La muchacha tardó en darse cuenta que el sátiro se refería con su pregunta a que la muchacha estaba degustando el sabor de su propio ano sobre la verga del mitológico ser. El sátiro eyaculó en su interior. El semen se desbordó por labios y barbilla, e incluso la verga siguió descargando después de retirar su falo de la boca de Septasilea. Varios chorros de la espesa sustancia golpearon el hermoso rostro de la muchacha, manchando cara y cabellos.

Septasilea no abrió los ojos, sumida en una densa neblina. Su cuerpo yacía desplomado sobre la hierba, desmadejada como un títere al que han cortado las cuerdas.

Mientras la oscuridad se cernía sobre su mente, notó como la gruesa verga del sátiro volvía a posarse sobre su escocido ano e iba penetrando lentamente por sus intestinos. Por todos los dioses, ese ser era insaciable… La joven suspiró lastimeramente antes de desmayarse.

II

Septasilea se despertó lentamente. Estaba sola.

Su rostro todavía estaba embadurnado de los efluvios del sátiro, y sentía muy irritada su entrepierna y su trasero.

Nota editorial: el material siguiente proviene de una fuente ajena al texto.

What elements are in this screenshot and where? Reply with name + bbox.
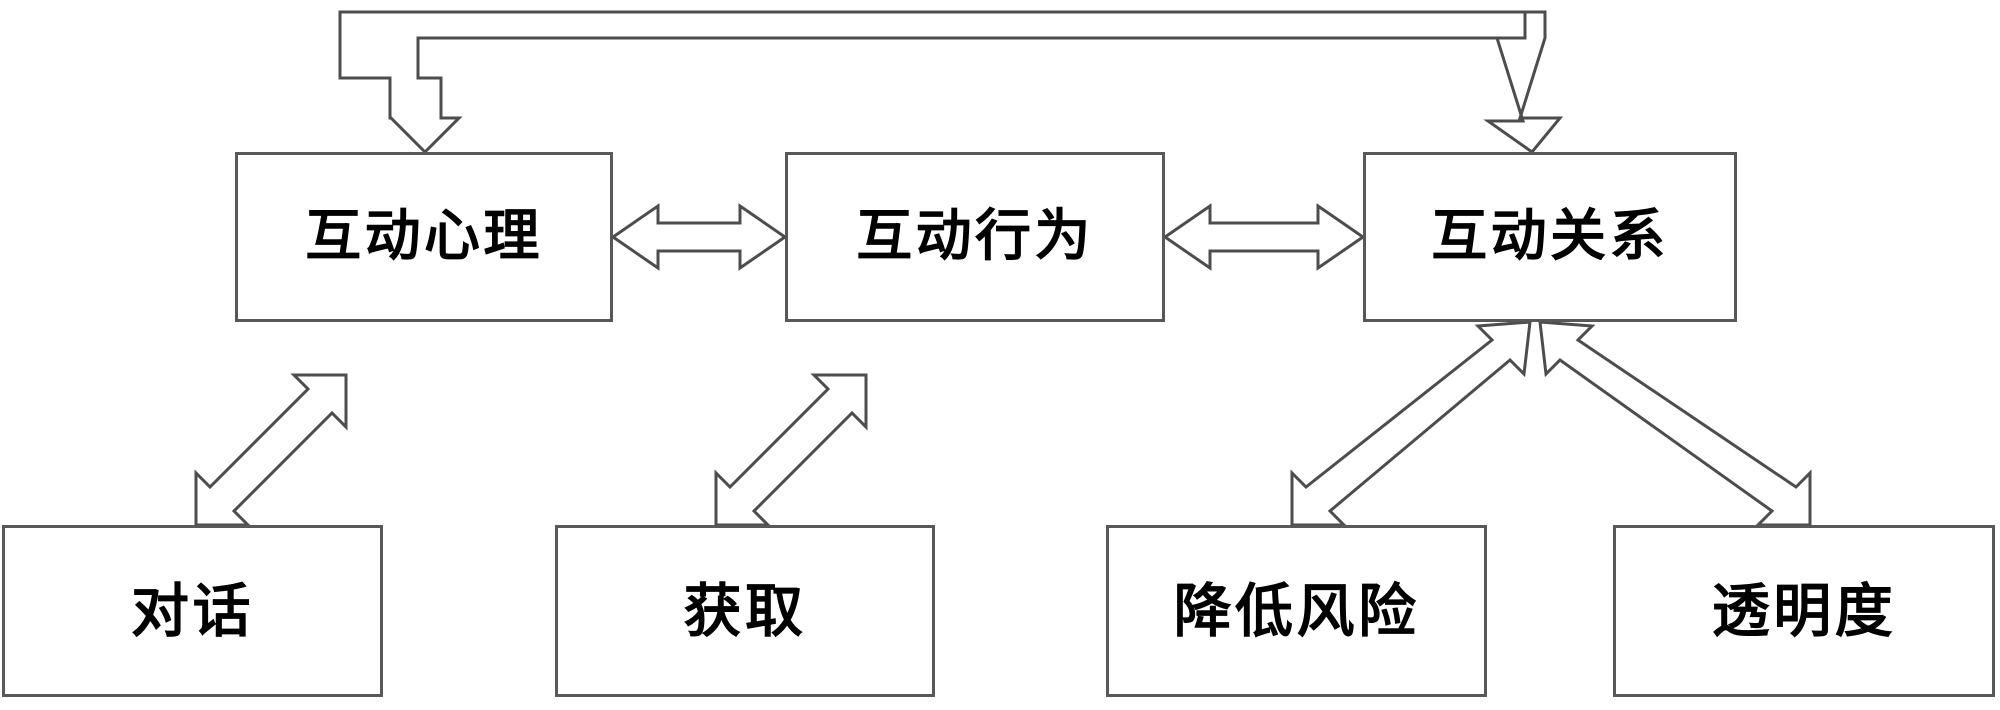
node-label-dialogue: 对话 [131, 577, 254, 645]
node-label-interaction-psychology: 互动心理 [305, 204, 543, 269]
node-label-transparency: 透明度 [1711, 577, 1897, 645]
node-reduce-risk[interactable]: 降低风险 [1106, 525, 1487, 697]
node-transparency[interactable]: 透明度 [1613, 525, 1995, 697]
feedback-loop-arrow-to-psychology [338, 10, 1527, 155]
node-acquisition[interactable]: 获取 [555, 525, 935, 697]
bidirectional-arrow-psychology-behavior [610, 203, 788, 271]
bidirectional-arrow-dialogue-psychology [194, 373, 348, 527]
node-interaction-behavior[interactable]: 互动行为 [785, 152, 1165, 322]
bidirectional-arrow-transparency-relationship [1538, 320, 1812, 527]
node-label-interaction-relationship: 互动关系 [1431, 204, 1669, 269]
node-interaction-relationship[interactable]: 互动关系 [1363, 152, 1737, 322]
bidirectional-arrow-behavior-relationship [1162, 203, 1366, 271]
node-label-acquisition: 获取 [683, 577, 807, 645]
bidirectional-arrow-reducerisk-relationship [1290, 320, 1532, 527]
node-label-interaction-behavior: 互动行为 [856, 204, 1094, 269]
bidirectional-arrow-acquisition-behavior [714, 373, 868, 527]
feedback-loop-arrow-to-relationship [1483, 10, 1564, 155]
node-label-reduce-risk: 降低风险 [1173, 577, 1420, 645]
node-dialogue[interactable]: 对话 [2, 525, 383, 697]
node-interaction-psychology[interactable]: 互动心理 [235, 152, 613, 322]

Intentó incorporarse, y al hacerlo, chorros de semen se deslizaron por sus muslos, resbalando como un pequeño torrente. Tenía la impresión de que su pobre ano era tres veces más grande de lo normal y lo notaba tan enrojecido e inflamado que llegó a creer que podía desprender luz. Resistió la tentación de introducir un dedo por su ojete no ya por el dolor, sino por no verse invadida de nuevo por el placer. No pudo evitar sonrojarse al reconocer que la sensación que la invadía era tremendamente agradable.

¿Era cierto lo que había dicho el sátiro? ¿No era una guerrera? ¿Sólo servía para dar y recibir placer? ¿Quizá debería rendirse a su destino? ¡No! No podía ser. Ignoraba cuál era su destino, pero ella era dueña de él. Haría de su vida lo que quisiera. Demostraría que era capaz de cumplir las tres proezas, limpiar el honor de su familia y que era capaz de vencer en combate a cualquier guerrero.

A sus pies se hallaba la flauta del sátiro. Con dificultad se agachó para recogerla y, apoyada en su lanza, pues sus piernas temblaban hasta el punto de apenas sujetarla, comenzó a caminar para abandonar el bosque.

Septasilea, extenuada, respiró hondo y se preparó para cumplir la siguiente prueba. Pero eso, como suele decirse, es otra historia

Fin de la primera parte de las Historias de Septasilea tal y como han llegado a nosotros en la versión latina de Tibuelio, traducida por Estínfalo.